What the FSA did, in response, was to suspend its stress test—related constraints and allow individual companies to apply for an exception to some of the rules, if and while they upgraded their risk management systems—all of which produced a “significantly beneficial effect on the market.” The United Kingdom is now moving to a new capital adequacy framework, whose major changes will include: requiring insurance companies to use more modern techniques for valuing options and guarantees, specifically provisioning for expected discretionary payments on insurance products; and insisting on an explicit capital requirement—a capital buffer—for investment risks.
But moving to a much more risk-based capital framework is bound to have some effects. In particular, it is likely to entail rebalancing of portfolios (with the portion of equities dropping from 70 percent at their recent high) as well as hedging of market and other risks, and a reduction in certain policyholder benefits and products.
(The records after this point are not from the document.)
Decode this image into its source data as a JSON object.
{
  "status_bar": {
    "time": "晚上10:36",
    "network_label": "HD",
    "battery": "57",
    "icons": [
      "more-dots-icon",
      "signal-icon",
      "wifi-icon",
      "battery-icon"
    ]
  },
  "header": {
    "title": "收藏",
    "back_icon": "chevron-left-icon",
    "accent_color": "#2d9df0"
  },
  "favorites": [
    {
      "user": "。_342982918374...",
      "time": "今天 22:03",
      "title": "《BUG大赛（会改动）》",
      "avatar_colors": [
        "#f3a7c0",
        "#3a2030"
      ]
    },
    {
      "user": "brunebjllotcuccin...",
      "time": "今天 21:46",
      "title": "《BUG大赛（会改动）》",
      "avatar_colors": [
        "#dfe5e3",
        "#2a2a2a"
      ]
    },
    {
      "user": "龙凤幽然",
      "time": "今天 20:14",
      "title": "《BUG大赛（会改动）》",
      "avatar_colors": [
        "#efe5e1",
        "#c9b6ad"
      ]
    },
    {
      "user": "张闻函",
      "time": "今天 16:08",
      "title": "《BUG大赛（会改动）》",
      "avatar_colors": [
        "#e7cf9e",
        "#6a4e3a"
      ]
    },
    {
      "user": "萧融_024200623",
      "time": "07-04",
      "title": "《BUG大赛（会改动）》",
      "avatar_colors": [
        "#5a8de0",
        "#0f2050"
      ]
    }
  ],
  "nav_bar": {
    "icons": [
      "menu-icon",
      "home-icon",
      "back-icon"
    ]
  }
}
Tran wound up the panel’s presentations with a provocative question. Are rating agencies effectively playing the role of regulators? Buckley, speaking from Fitch’s perspective, said: “We don’t consider ourselves regulators, we do not want to be regulators, and we don’t want to be characterized as regulators.” Fitch can rate companies and seek voluntary information. It cannot demand or subpoena information or cause insurance companies to take action. But that said, Buckley added, Fitch is pressing its analysts to identify situations on a prospective rather than reactive basis. Osborne essentially agreed, while also acknowledging the influence rating agencies can exert and the capacity they have to develop ways of looking at risk and applying them across the entire sector. Buckley cautioned that the real problem would be the difficulty that both rating agencies and regulators have in assessing the models for capital adequacy and other risks that insurance companies are using. Information is hard to come by, and the range of models in use is “proliferating.” The bottom line, he said, is that the overall assessment of risk models is getting more difficult for both rating agencies and regulators.
For his part, Strachan said he would be “delighted to exchange my postbag of letters from policyholders and members of parliament” with those of S&P or Fitch. He also acknowledged that rating agencies provided a strict and complementary discipline over insurers’ capital. Going forward, he saw complementary responsibilities for rating agencies and regulators, not least because regulators perform functions outside rating agencies’ remit, such as consumer protection, but with rating agencies enhancing the effectiveness of market discipline.